Two months passed and during this time I started to feel better. Better than I had in years and to be completely honest for no real reason. The season was coming to an end and I decided I would attempt Mount Morgan again. I asked for beta* from a million friends, poured over more topos*, picked a good weekend, and with an apprehensive heart woke up at a proper alpine start for my second attempt.
This second attempt I was taking a completely different route. I was choosing to take the ridge line instead of blasting my body straight up the guts. Telling you how much easier it was, would be a gross understatement. I was appalled. There was a goddamn trail leading all the way up, marked and clear as day.
I stood on that trail looking down at where I had been on my first attempt. It felt like I was watching a movie, I played the entire first attempt out in front of me like I was watching it happen in real-time. I saw every struggle and obstacle I stubbornly picked my way through, absolutely convinced the entire time that I was “fine”. I watched as past me crawled, cursed, and cried while glowing with insecurity and fear slowly making her way up. At first, I laughed and threw my head back in disbelief. It was so outrageous it was comical! Then a sudden wave of sadness came over me, or rather a sense of pity. I watched this poor scared creature so unaware of what was actually happening, so blinded with self-doubt and negativity stumble through this trail, just like she was in life. I wanted to go down, give her a hug, and show her the easier route. Tell her that if she just stopped for a second and looked around she could find success, instead of bumping into everything as though she were blindfolded. I felt like I almost didn’t even know this little creature, even though she was me.
I had taken the first attempt with the same attitude I was taking my life at the time. Tell yourself you’re fine, put your head down and run full speed into the unknown. Except it didn’t have to be the unknown. The answers were in front of me, practically being thrown into my face by the mountain. But I was too insecure and stubborn to just take a second look. To just admit that I was in fact NOT fine, that maybe some help from friends, or even having a partner would be beneficial.

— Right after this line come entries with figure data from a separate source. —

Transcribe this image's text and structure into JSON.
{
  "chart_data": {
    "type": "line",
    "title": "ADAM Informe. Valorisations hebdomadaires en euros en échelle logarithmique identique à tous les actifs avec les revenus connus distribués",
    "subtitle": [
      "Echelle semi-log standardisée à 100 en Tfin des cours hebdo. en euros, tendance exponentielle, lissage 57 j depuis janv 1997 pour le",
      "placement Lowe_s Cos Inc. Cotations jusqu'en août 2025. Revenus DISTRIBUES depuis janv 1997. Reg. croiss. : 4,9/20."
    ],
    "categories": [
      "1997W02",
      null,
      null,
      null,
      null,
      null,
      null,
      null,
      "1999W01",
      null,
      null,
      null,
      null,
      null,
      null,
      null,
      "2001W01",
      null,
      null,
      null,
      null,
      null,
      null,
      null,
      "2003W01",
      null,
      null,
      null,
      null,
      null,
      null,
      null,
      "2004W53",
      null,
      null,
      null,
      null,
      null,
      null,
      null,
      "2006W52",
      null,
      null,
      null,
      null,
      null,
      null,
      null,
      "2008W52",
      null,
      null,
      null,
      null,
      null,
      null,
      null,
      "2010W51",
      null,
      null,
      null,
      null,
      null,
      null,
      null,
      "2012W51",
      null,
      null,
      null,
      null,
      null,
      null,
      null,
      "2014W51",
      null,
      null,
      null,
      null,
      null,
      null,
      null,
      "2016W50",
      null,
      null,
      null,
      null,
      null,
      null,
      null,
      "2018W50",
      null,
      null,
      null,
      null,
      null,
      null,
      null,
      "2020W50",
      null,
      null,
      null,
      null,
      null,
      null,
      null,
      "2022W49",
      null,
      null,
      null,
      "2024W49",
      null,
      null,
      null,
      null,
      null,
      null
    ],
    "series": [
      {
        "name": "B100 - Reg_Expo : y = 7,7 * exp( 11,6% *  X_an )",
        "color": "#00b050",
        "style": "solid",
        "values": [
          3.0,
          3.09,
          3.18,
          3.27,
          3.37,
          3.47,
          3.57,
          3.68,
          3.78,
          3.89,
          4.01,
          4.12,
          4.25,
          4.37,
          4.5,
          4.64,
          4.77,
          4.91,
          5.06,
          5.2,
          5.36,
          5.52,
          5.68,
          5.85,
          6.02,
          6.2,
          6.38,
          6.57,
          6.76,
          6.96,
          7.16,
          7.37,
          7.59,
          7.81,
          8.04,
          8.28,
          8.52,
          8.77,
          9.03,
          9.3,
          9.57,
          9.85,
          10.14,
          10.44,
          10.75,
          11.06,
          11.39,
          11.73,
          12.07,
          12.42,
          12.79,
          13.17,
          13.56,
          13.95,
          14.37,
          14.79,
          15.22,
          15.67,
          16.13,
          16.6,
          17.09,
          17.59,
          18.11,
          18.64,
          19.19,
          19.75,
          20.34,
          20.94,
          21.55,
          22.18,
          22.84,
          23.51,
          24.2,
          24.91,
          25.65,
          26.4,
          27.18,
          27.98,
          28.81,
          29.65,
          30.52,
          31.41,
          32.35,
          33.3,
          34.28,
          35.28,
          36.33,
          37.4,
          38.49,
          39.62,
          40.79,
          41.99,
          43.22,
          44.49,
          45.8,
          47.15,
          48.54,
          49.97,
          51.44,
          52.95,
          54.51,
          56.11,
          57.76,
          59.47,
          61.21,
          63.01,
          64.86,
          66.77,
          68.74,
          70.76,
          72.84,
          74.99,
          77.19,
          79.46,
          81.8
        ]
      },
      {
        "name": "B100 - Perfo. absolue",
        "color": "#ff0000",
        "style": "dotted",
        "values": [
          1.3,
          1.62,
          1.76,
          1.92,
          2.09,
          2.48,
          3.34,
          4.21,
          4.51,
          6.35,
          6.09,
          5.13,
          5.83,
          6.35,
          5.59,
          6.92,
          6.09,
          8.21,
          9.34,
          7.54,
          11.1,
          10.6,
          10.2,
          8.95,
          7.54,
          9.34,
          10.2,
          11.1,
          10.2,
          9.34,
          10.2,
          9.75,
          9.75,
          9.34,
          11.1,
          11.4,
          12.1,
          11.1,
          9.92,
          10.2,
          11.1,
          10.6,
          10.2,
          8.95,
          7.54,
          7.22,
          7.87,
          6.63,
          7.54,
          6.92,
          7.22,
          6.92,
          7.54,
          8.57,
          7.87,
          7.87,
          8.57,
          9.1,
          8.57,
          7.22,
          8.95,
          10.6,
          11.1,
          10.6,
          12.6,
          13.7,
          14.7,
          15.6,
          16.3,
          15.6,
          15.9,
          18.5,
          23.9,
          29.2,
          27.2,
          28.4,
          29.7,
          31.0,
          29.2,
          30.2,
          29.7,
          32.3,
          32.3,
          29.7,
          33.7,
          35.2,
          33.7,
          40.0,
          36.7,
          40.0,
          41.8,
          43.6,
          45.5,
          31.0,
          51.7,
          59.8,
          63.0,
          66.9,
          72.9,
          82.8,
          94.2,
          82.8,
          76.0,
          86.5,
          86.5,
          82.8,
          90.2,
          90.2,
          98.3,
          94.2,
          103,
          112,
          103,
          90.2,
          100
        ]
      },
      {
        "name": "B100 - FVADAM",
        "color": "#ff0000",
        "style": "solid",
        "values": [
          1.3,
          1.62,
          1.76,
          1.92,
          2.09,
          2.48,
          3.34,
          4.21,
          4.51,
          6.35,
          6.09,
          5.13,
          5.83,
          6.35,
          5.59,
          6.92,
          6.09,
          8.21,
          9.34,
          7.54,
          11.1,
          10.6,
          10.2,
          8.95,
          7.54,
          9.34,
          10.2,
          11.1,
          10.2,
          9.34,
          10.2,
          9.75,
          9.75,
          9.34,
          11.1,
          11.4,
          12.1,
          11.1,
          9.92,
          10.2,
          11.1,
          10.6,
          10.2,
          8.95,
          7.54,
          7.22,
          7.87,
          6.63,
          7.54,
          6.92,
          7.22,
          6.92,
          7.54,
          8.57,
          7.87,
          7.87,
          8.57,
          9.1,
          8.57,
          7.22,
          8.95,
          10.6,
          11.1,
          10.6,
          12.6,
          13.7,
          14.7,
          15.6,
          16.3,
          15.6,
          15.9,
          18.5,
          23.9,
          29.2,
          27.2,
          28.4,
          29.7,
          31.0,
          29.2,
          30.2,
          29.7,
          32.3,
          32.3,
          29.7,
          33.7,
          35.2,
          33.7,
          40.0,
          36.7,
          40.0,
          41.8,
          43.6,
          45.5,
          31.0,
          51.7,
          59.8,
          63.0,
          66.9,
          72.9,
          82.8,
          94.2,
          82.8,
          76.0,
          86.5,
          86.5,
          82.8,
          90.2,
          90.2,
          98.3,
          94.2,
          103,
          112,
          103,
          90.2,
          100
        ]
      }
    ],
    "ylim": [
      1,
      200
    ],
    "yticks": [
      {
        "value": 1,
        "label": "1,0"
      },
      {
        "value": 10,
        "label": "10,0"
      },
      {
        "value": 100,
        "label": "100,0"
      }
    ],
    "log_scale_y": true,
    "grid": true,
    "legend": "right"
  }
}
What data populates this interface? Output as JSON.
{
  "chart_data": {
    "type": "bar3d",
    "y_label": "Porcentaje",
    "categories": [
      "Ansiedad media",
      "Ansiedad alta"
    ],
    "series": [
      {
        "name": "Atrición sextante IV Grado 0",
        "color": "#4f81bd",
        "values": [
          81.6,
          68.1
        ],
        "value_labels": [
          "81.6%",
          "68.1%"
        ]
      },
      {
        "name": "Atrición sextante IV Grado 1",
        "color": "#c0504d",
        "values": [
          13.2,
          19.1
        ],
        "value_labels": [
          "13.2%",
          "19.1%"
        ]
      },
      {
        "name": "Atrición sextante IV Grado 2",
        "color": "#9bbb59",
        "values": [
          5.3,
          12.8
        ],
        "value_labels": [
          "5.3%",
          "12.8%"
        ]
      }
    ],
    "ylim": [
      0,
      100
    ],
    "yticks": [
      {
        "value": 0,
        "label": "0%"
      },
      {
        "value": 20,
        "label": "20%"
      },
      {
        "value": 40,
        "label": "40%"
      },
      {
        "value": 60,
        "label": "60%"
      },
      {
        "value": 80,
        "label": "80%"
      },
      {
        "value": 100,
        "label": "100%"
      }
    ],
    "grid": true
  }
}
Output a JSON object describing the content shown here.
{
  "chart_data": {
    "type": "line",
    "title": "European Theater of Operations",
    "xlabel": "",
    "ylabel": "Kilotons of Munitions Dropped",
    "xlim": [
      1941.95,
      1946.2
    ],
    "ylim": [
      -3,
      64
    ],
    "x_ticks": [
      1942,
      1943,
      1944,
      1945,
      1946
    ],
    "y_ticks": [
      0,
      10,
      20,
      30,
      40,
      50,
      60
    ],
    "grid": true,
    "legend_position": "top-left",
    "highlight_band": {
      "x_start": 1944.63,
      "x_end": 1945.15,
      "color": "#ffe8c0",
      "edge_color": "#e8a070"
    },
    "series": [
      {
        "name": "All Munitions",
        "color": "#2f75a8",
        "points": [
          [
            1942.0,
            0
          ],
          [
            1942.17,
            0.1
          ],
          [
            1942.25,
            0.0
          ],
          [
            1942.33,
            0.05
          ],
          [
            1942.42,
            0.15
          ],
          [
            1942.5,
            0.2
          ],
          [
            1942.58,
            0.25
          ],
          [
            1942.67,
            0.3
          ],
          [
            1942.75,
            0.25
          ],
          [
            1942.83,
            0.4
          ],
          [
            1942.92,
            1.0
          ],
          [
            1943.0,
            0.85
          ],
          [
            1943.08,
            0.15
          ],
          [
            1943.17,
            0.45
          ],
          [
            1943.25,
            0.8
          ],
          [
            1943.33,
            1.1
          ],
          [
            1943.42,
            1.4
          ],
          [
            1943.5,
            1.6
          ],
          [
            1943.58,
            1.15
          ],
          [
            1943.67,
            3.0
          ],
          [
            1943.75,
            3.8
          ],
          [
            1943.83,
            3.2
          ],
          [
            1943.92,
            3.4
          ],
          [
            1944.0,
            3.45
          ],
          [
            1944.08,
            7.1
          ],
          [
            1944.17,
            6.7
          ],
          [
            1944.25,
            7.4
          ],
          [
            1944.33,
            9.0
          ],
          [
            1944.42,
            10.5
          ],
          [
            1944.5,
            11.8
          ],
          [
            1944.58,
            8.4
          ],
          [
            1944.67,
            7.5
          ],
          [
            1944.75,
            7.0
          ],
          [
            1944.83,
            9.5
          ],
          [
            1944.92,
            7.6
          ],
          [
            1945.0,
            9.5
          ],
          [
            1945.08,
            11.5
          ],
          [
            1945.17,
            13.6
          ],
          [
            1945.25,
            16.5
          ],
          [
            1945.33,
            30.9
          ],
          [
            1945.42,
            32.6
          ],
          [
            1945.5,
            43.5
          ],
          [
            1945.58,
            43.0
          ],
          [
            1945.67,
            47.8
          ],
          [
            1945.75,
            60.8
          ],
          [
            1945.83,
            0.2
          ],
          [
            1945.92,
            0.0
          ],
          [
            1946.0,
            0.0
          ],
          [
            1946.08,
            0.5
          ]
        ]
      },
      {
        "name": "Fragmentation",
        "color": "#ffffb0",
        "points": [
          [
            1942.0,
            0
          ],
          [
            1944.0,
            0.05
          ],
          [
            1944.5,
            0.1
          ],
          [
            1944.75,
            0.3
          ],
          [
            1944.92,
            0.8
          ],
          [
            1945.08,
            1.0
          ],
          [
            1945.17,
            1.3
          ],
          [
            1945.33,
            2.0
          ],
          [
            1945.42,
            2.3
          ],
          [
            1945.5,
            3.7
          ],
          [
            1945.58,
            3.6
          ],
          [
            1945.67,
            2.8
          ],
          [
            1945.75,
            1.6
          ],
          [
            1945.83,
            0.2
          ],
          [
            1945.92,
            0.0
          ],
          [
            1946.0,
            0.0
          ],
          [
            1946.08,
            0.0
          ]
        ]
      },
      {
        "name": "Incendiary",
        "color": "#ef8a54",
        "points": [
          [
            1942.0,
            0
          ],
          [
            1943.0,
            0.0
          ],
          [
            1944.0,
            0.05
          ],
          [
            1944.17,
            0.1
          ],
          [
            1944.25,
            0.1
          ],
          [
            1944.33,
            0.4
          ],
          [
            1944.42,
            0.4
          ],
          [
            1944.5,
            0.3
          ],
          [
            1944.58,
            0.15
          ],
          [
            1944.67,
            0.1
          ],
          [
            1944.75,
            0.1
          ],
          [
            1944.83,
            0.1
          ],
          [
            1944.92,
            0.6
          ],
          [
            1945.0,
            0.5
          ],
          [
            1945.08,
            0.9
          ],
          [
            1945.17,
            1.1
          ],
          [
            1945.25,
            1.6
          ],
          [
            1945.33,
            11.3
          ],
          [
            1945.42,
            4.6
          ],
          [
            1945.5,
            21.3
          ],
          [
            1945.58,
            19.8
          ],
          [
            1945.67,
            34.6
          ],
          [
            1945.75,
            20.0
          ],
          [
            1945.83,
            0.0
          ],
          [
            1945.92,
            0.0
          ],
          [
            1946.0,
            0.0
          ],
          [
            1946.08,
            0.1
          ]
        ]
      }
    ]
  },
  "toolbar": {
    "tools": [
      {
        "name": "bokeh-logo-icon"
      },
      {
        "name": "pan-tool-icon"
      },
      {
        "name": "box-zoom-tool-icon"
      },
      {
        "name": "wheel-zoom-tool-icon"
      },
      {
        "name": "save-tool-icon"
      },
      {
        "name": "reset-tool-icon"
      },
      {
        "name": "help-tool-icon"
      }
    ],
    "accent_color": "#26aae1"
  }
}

I summited flawlessly, dancing to my Disco playlist with a shit-eating grin. I was on top of the world…well really only at 13,754 ft, but you catch my drift.
This is definitely a longer post than usual, but it’s crucial, this summit left a crater-sized hole in my chest with the impact it had on me. In the end, it’s not about the summit, it’s about how we approach life mirrors how we approach a mountain. The mountains are a direct reflection of who we are on the inside at the time. What’s great is that it changes, I know this because that day as I stood wanting to hug past Shelby for being a sad bumbling idiot, so I did exactly that. I stood there and quite literally wrapped my arms around myself nuzzled into my elbows and said: “it’s okay kiddo, you’re doing fine, I love you”.
*Alpine Start: A early morning start for an objective that involves usually waking up at 04:30am.
*Beta: The “how to” or directions on an objective.
*Boulder field: Self-explanatory, a field at the base of a summit that consists of big loose boulders.
*Class 5.5+: A class of climbing in the YDS, again I’m not going to explain the entire YDS system for a lot of reasons, go do your own research.
*Posthole: Stepping into deep unstable snow and punching through, think of sinking into the mud.
*Scree field: A field consisting of small loose rocks, similar to walking on big marbles.
*Topos: Topographical maps, a map showing elevation.